Launching a home business as a personal shopper has many advantages for a budding entrepreneur. Start-up costs are minimal, demand is strong and growing, and hours are flexible. Depending on the area, personal shoppers can expect to make a reasonable income.
If you are working for elderly people or people with limited mobility, you will be running errands and picking up items for those who can no longer drive. You might pick up a few grocery items or a prescription, clothing from a department store and such. You will not be providing medical care or personal care service. Busy parents require similar assistance with shopping and errands they don’t have time for.
The biggest advantage of this service is the small start-up investment: you need a car and a telephone. You also need certain personal qualities such as friendliness, organization, and reliability. Then you need a couple of clients. To locate elderly clients, ask your friends and family for suggestions. Ask at churches, community centers and senior centers. Contact your state’s agency for the aging. Use similar methods to find busy working parents who need your service. Network or advertise at day care centers, social network sites, gyms or workplace break rooms. As younger people learn of the service you provide their parents, they will request your help, too. This is definitely a word of mouth enterprise. That’s why you were advised above to start with a couple of clients!

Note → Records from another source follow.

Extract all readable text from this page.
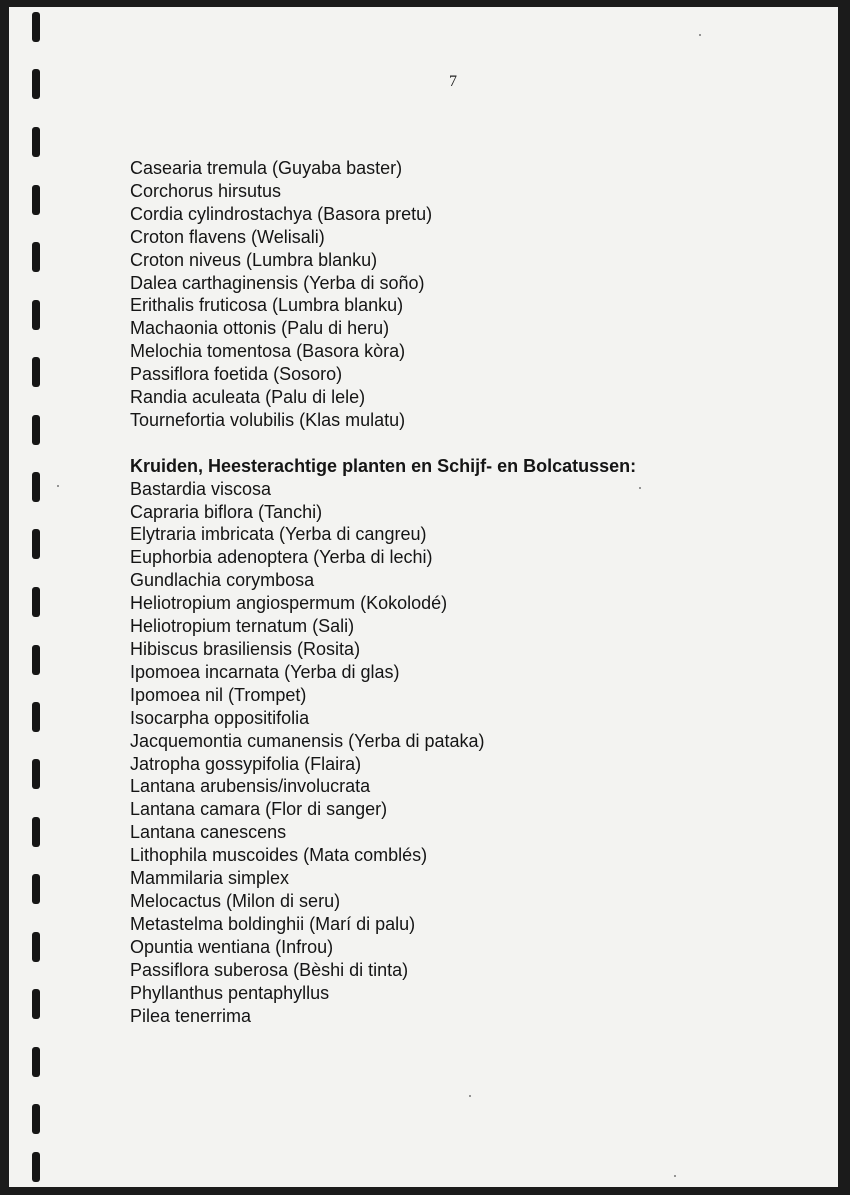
7
Casearia tremula (Guyaba baster)
Corchorus hirsutus
Cordia cylindrostachya (Basora pretu)
Croton flavens (Welisali)
Croton niveus (Lumbra blanku)
Dalea carthaginensis (Yerba di soño)
Erithalis fruticosa (Lumbra blanku)
Machaonia ottonis (Palu di heru)
Melochia tomentosa (Basora kòra)
Passiflora foetida (Sosoro)
Randia aculeata (Palu di lele)
Tournefortia volubilis (Klas mulatu)
Kruiden, Heesterachtige planten en Schijf- en Bolcatussen:
Bastardia viscosa
Capraria biflora (Tanchi)
Elytraria imbricata (Yerba di cangreu)
Euphorbia adenoptera (Yerba di lechi)
Gundlachia corymbosa
Heliotropium angiospermum (Kokolodé)
Heliotropium ternatum (Sali)
Hibiscus brasiliensis (Rosita)
Ipomoea incarnata (Yerba di glas)
Ipomoea nil (Trompet)
Isocarpha oppositifolia
Jacquemontia cumanensis (Yerba di pataka)
Jatropha gossypifolia (Flaira)
Lantana arubensis/involucrata
Lantana camara (Flor di sanger)
Lantana canescens
Lithophila muscoides (Mata comblés)
Mammilaria simplex
Melocactus (Milon di seru)
Metastelma boldinghii (Marí di palu)
Opuntia wentiana (Infrou)
Passiflora suberosa (Bèshi di tinta)
Phyllanthus pentaphyllus
Pilea tenerrima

You provide a valuable service, both to the elderly and their children who often carry this responsibility. You set your own hours, perhaps while children are in school, or around other obligations. Often you can combine client errands with your own, or pick up several clients’ items at the same place.
If clients are not concentrated in one area, you may spend more time running around than is profitable. Try to limit your client base by location. The work can also be sporadic in the beginning. But as you become known and valued, you will find the hours filling up rather nicely.
All services for the elderly should be strong for the next several decades. Many of today’s octogenarians will live to the century mark and right behind them are the largest generation ever: baby boomers. If they meet or exceed their parents’ longevity, the elderly will be consuming services for the next half-century.
Many personal shoppers report making around $15 per hour; some are making much more. How much you make will depend on not only your geographic region but also the clients you attract. In densely populated areas, you should make more. As your management skills improve and your base expands, you can expect to see earnings increase, making this a solid home business opportunity.
Starting a personal shopper home business offers immediate income with flexible hours and can be quite profitable with long-term possibilities.